Nearly all DVRs will have an RTC on them. This is to keep accurate track of the time, even if the power is cycled. We can quickly identify if one is present by two components.

First, they will have a coin cell to provide battery power. Some use different forms, but this is by far the most common.

Coin cell

Second, they will have a 32.768kHz crystal. Why this odd frequency? If you divide it by 2^15, you get one pulse per second – ideal for timekeeping! These crystals are nearly always small cylindrical silver cans.

There will be other crystals to drive other chips – normally the SoC has one at 24MHz, in an oval-shaped can.

32.768kHz crystal at top and 24MHz at bottom.

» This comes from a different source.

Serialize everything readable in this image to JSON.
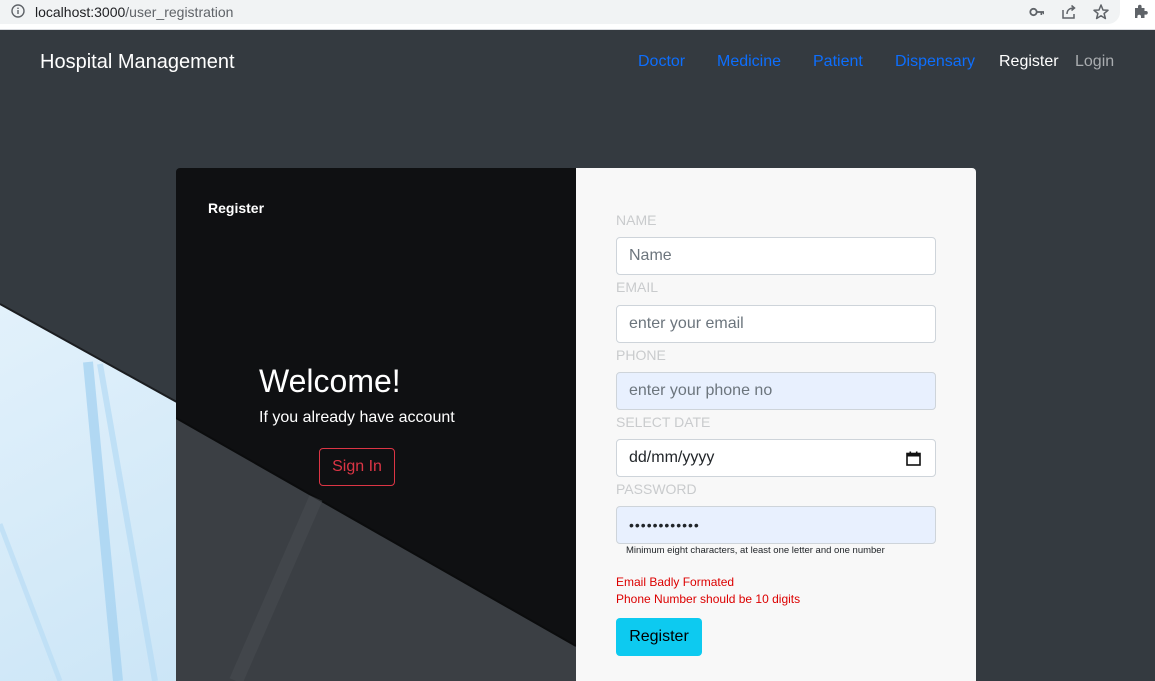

Next up is the video ADC (Analog to Digital Converter) or RX (Receiver). There will be one or more of these chips on the board, taking analog video and digitising it. There tends to be one chip for every 4 channels. This is in a QFN (Quad Flat No-leads) package, which means you can just about access the signals around the edge. This part of the board is generally not of security interest though.

Video RX or ADC

Nearly all DVRs will have an Ethernet port. Ethernet is isolated, using a small set of transformers. Often there is a large package near to the port containing these transformers. It is not a chip and is not interesting in security terms.

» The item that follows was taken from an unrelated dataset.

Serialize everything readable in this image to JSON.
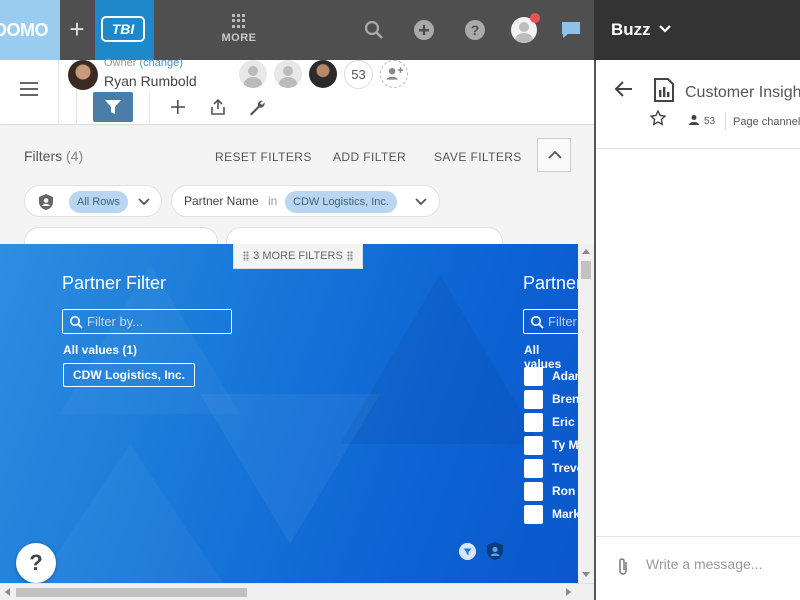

Ethernet jack and magnetics

The area near to the power input will be the power supply. There will generally be a switch-mode power supply to drop the voltage down from 12V to 5V, then linear regulators for the 3.3V for the SoC. Again, this has little security relevance to us.

Power supply area

We can quickly isolate power supply areas by looking for certain components. 4-pin packages with one very large tab are normally linear regulators. The large tab allows heat to be conducted onto the PCB to keep it cool.

Regulator

Large cylindrical capacitors are called electrolytics, and are power reserves, used for smoothing.

Electrolytic capacitor

Finally, small coils of wire are inductors, very common in switch-mode power supplies. They will be marked with an “L”

Inductor

Finding serial ports is key. I’ve found that for most DVRs, this will be 3 pin – GND, RX and TX. There is also sometimes a voltage supply as well.

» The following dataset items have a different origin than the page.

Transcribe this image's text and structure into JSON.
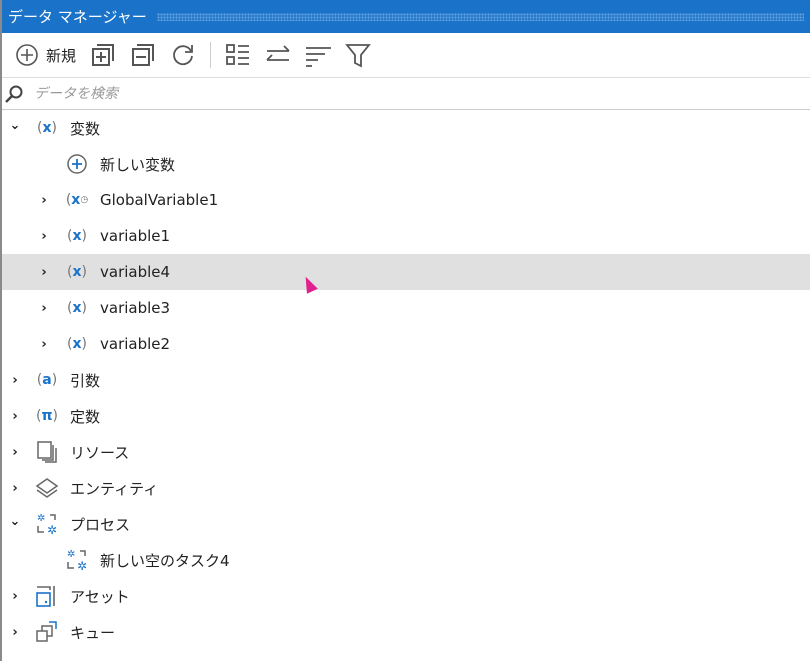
{
  "title": "データ マネージャー",
  "toolbar": {
    "new_label": "新規",
    "icons": [
      "plus-circle-icon",
      "expand-all-icon",
      "collapse-all-icon",
      "refresh-icon",
      "list-view-icon",
      "swap-icon",
      "sort-icon",
      "filter-icon"
    ]
  },
  "search": {
    "placeholder": "データを検索"
  },
  "tree": [
    {
      "label": "変数",
      "level": 0,
      "chev": "down",
      "icon": "variable-icon"
    },
    {
      "label": "新しい変数",
      "level": 1,
      "chev": "",
      "icon": "add-icon"
    },
    {
      "label": "GlobalVariable1",
      "level": 1,
      "chev": "right",
      "icon": "global-variable-icon"
    },
    {
      "label": "variable1",
      "level": 1,
      "chev": "right",
      "icon": "variable-icon"
    },
    {
      "label": "variable4",
      "level": 1,
      "chev": "right",
      "icon": "variable-icon",
      "selected": true
    },
    {
      "label": "variable3",
      "level": 1,
      "chev": "right",
      "icon": "variable-icon"
    },
    {
      "label": "variable2",
      "level": 1,
      "chev": "right",
      "icon": "variable-icon"
    },
    {
      "label": "引数",
      "level": 0,
      "chev": "right",
      "icon": "argument-icon"
    },
    {
      "label": "定数",
      "level": 0,
      "chev": "right",
      "icon": "constant-icon"
    },
    {
      "label": "リソース",
      "level": 0,
      "chev": "right",
      "icon": "resources-icon"
    },
    {
      "label": "エンティティ",
      "level": 0,
      "chev": "right",
      "icon": "entities-icon"
    },
    {
      "label": "プロセス",
      "level": 0,
      "chev": "down",
      "icon": "process-icon"
    },
    {
      "label": "新しい空のタスク4",
      "level": 1,
      "chev": "",
      "icon": "process-icon"
    },
    {
      "label": "アセット",
      "level": 0,
      "chev": "right",
      "icon": "asset-icon"
    },
    {
      "label": "キュー",
      "level": 0,
      "chev": "right",
      "icon": "queue-icon"
    }
  ],
  "colors": {
    "accent": "#1b73c9",
    "selection": "#e0e0e0"
  }
}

On this DVR it was a 3-pin connector. You can easily make out the ground – it’s the left, pin, connected to the large “ground pour” on the PCB. The other two pins have very fine traces, leading away – likely signals.

Find all the suitable candidates for serial ports when performing an overview of the board. We’ll look into working out if they are serial and how to connect in a later post.

Serial port

Conclusion

I hope that’s helped in understanding the major components on a DVR. This can be applied to most small embedded devices, but many routers and other IoT now use different forms of flash memory such as eMMC.